What happened

Amazon (AMZN -1.54%)Shopify (SHOP -2.19%), and MercadoLibre (MELI -4.21%) were all diving today after the September Consumer Price Index (CPI) came in hotter than expected.

Wall Street was eagerly anticipating the report, as the inflation number is one of the biggest factors impacting the Federal Reserve's decision on interest rates. With the month-over-month CPI up 0.4%, its fastest growth in three months, and the year-over-year number still high at 8.2%, it's clear that inflation continued to be a problem for the economy in September.  

Core inflation, which excludes the more volatile categories of food and energy, was up 0.6% from August and 6.6% on a year-over-year basis, its highest mark in 40 years. That's a sign that even more stable categories like shelter, where prices increased 0.7% in just a month, are experiencing extraordinarily high inflation.

Rising interest rates are particularly challenging for growth stocks because it makes profits in the future less valuable by pushing the discount rate up in financial models. Inflation and an increased risk of recession are also problematic for companies that depend on consumer spending, such as this group of e-commerce stocks.

While the broad market fell on the CPI report, all three of these stocks sunk even further.  

As of 10:42 a.m. ET, Amazon stock was down 3.9%; Shopify had fallen 5%; and MercadoLibre stock was off 5.2%. At the same, the Nasdaq was down 1.7%.

So what

Amazon stock has struggled through much of the year, facing difficult comparisons with its strong growth earlier in the pandemic, and as consumer spending has shifted back to services like travel and restaurants. Reports recently emerged that the company is closing or cancelling dozens of warehouses, a sign it overinvested in capacity during the pandemic.

The company also entered the third quarter with inventory levels up 58%, which may have been part of the reason for Amazon's second Prime Day in October, as it needs to clear inventory ahead of the holiday season. Early results from the selling holiday shows sales were disappointing, as they trended similarly to a normal day.

The CPI report makes it more likely that the Fed will increase the benchmark federal funds rate by another 75 basis points at its next meeting, further tightening the economy ahead of the crucial holiday season. High inflation in areas like rent could also cool off holiday shopping on Amazon for some consumers.

Shopify has faced similar challenges to Amazon. The stock has plunged roughly 85% from its peak nearly a year ago as growth has slowed dramatically from the heady early days of the pandemic and its profits have disappeared. Meanwhile, Shopify laid off 10% of its staff in July, overhauled its management team in September, and executed an oddly timed stock split in June after shares had already plunged.

Investors are also concerned that Amazon's new Buy with Prime program, which allows Shopify sellers to offer Prime shipping directly on their website, will take away a valuable income stream from Shopify. Sticky inflation is also a challenge for the company heading into the holiday season, as many of its sellers sell discretionary items, which tend to do better when the economy is strong.

Finally, MercadoLibre is a Latin American e-commerce company, so it's not directly exposed to the U.S. economy the way Amazon and Shopify are, but there are still several reasons why the CPI report is weighing on the stock.

First, higher U.S. interest rates are likely to make the U.S. dollar even stronger and Latin American currencies weaker, affecting MercadoLibre's reported results. Second, since the stock is valued on future earnings, a higher interest rate makes those earnings worth less. Lastly, a U.S. recession could easily spill over into Latin America and the rest of the globe.

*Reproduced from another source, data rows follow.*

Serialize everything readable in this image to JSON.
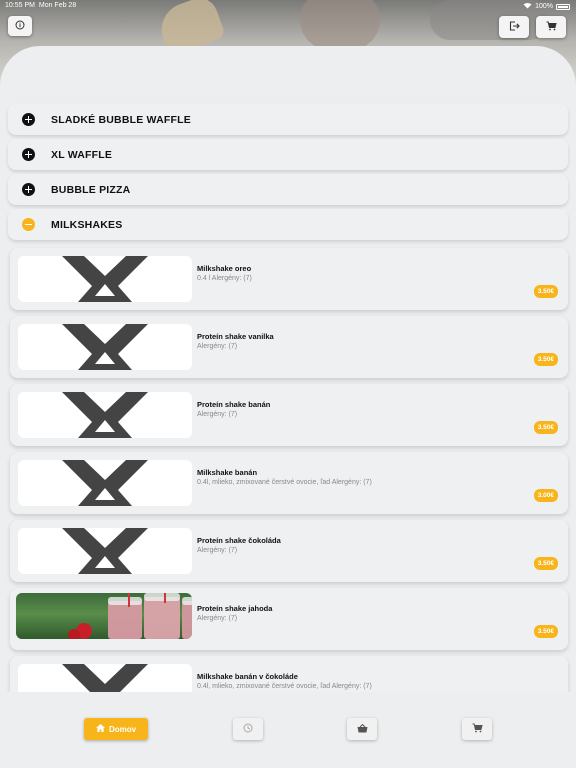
{
  "status_bar": {
    "time": "10:55 PM",
    "date": "Mon Feb 28",
    "battery": "100%"
  },
  "header": {
    "info_icon": "info-icon",
    "logout_icon": "logout-icon",
    "cart_icon": "cart-icon"
  },
  "categories": [
    {
      "label": "SLADKÉ BUBBLE WAFFLE",
      "state": "collapsed"
    },
    {
      "label": "XL WAFFLE",
      "state": "collapsed"
    },
    {
      "label": "BUBBLE PIZZA",
      "state": "collapsed"
    },
    {
      "label": "MILKSHAKES",
      "state": "expanded"
    }
  ],
  "products": [
    {
      "name": "Milkshake oreo",
      "desc": "0.4 l Alergény: (7)",
      "price": "3.50€"
    },
    {
      "name": "Proteín shake vanilka",
      "desc": " Alergény: (7)",
      "price": "3.50€"
    },
    {
      "name": "Proteín shake banán",
      "desc": " Alergény: (7)",
      "price": "3.50€"
    },
    {
      "name": "Milkshake banán",
      "desc": "0.4l, mlieko, zmixované čerstvé ovocie, ľad Alergény: (7)",
      "price": "3.00€"
    },
    {
      "name": "Proteín shake čokoláda",
      "desc": " Alergény: (7)",
      "price": "3.50€"
    },
    {
      "name": "Proteín shake jahoda",
      "desc": " Alergény: (7)",
      "price": "3.50€"
    },
    {
      "name": "Milkshake banán v čokoláde",
      "desc": "0.4l, mlieko, zmixované čerstvé ovocie, ľad Alergény: (7)",
      "price": ""
    }
  ],
  "bottom_nav": {
    "home_label": "Domov"
  },
  "colors": {
    "accent": "#f7b51b",
    "background": "#eceef0"
  }
}
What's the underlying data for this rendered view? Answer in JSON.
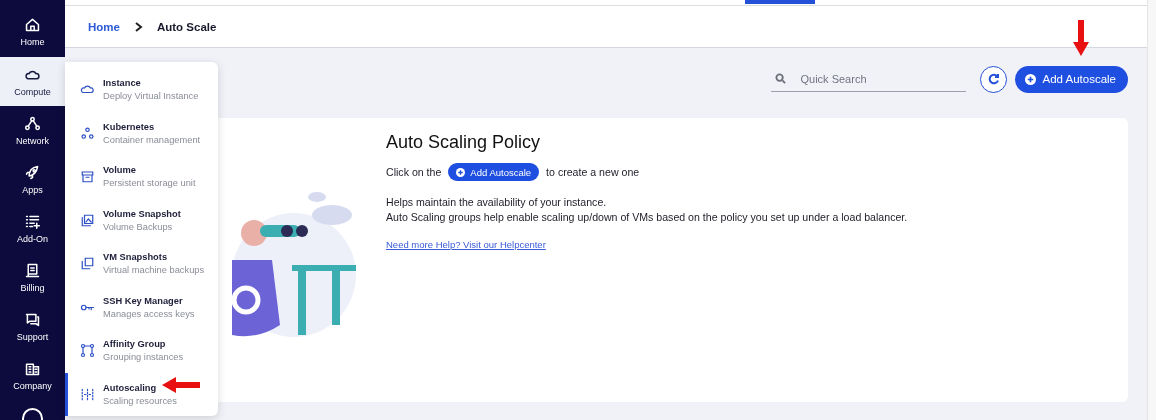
{
  "sidebar": {
    "items": [
      {
        "label": "Home",
        "selected": false
      },
      {
        "label": "Compute",
        "selected": true
      },
      {
        "label": "Network",
        "selected": false
      },
      {
        "label": "Apps",
        "selected": false
      },
      {
        "label": "Add-On",
        "selected": false
      },
      {
        "label": "Billing",
        "selected": false
      },
      {
        "label": "Support",
        "selected": false
      },
      {
        "label": "Company",
        "selected": false
      }
    ]
  },
  "breadcrumb": [
    {
      "label": "Home",
      "kind": "link"
    },
    {
      "label": "Auto Scale",
      "kind": "current"
    }
  ],
  "toolbar": {
    "search": {
      "placeholder": "Quick Search"
    },
    "add_button": "Add Autoscale"
  },
  "compute_menu": {
    "items": [
      {
        "title": "Instance",
        "subtitle": "Deploy Virtual Instance",
        "selected": false
      },
      {
        "title": "Kubernetes",
        "subtitle": "Container management",
        "selected": false
      },
      {
        "title": "Volume",
        "subtitle": "Persistent storage unit",
        "selected": false
      },
      {
        "title": "Volume Snapshot",
        "subtitle": "Volume Backups",
        "selected": false
      },
      {
        "title": "VM Snapshots",
        "subtitle": "Virtual machine backups",
        "selected": false
      },
      {
        "title": "SSH Key Manager",
        "subtitle": "Manages access keys",
        "selected": false
      },
      {
        "title": "Affinity Group",
        "subtitle": "Grouping instances",
        "selected": false
      },
      {
        "title": "Autoscaling",
        "subtitle": "Scaling resources",
        "selected": true
      }
    ]
  },
  "policy": {
    "title": "Auto Scaling Policy",
    "click_before": "Click on the",
    "inline_button": "Add Autoscale",
    "click_after": "to create a new one",
    "description": [
      "Helps maintain the availability of your instance.",
      "Auto Scaling groups help enable scaling up/down of VMs based on the policy you set up under a load balancer."
    ],
    "help_link": "Need more Help? Visit our Helpcenter"
  }
}
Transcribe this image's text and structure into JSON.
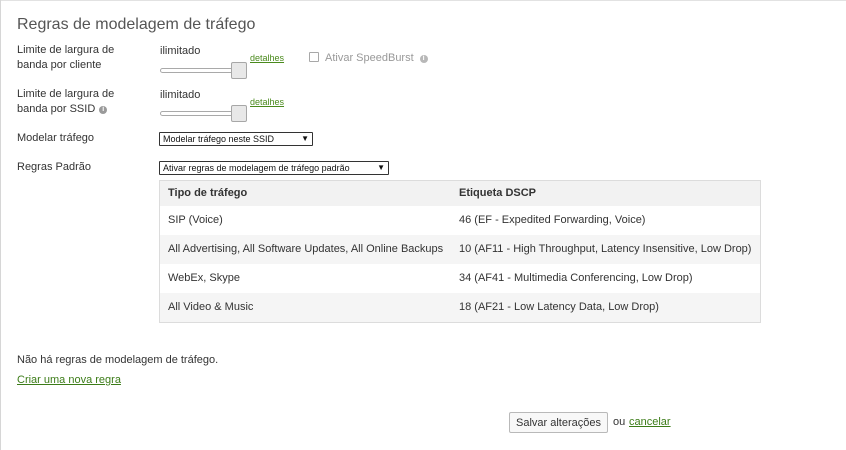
{
  "section": {
    "title": "Regras de modelagem de tráfego"
  },
  "client_bandwidth": {
    "label": "Limite de largura de banda por cliente",
    "value": "ilimitado",
    "details_link": "detalhes",
    "speedburst_label": "Ativar SpeedBurst",
    "speedburst_checked": false
  },
  "ssid_bandwidth": {
    "label": "Limite de largura de banda por SSID",
    "value": "ilimitado",
    "details_link": "detalhes"
  },
  "shape_traffic": {
    "label": "Modelar tráfego",
    "selected": "Modelar tráfego neste SSID"
  },
  "default_rules": {
    "label": "Regras Padrão",
    "selected": "Ativar regras de modelagem de tráfego padrão"
  },
  "table": {
    "headers": [
      "Tipo de tráfego",
      "Etiqueta DSCP"
    ],
    "rows": [
      [
        "SIP (Voice)",
        "46 (EF - Expedited Forwarding, Voice)"
      ],
      [
        "All Advertising, All Software Updates, All Online Backups",
        "10 (AF11 - High Throughput, Latency Insensitive, Low Drop)"
      ],
      [
        "WebEx, Skype",
        "34 (AF41 - Multimedia Conferencing, Low Drop)"
      ],
      [
        "All Video & Music",
        "18 (AF21 - Low Latency Data, Low Drop)"
      ]
    ]
  },
  "rules": {
    "empty_text": "Não há regras de modelagem de tráfego.",
    "create_link": "Criar uma nova regra"
  },
  "actions": {
    "save_label": "Salvar alterações",
    "or_text": "ou",
    "cancel_label": "cancelar"
  },
  "icons": {
    "info": "info-icon",
    "dropdown": "chevron-down-icon",
    "checkbox": "checkbox-icon"
  },
  "colors": {
    "link": "#3c7c18",
    "title": "#555555",
    "table_header_bg": "#f2f2f2"
  }
}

MercadoLibre's results have been more resilient than its U.S. e-commerce counterparts in recent quarters, but the macroeconomic situation has still weighed on the stock, which is down close to two-thirds from its peak last year.

Now what

All three of these stocks still look well positioned for long-term growth, but investor attention is squarely on interest rates and the macroeconomic environment. That's understandable, given the rising risk of a recession.

What that means for investors is that these stocks could continue to face headwinds while interest rates and inflation remain elevated and are likely to be volatile. Over the long term, however, they still look like good bets to outperform.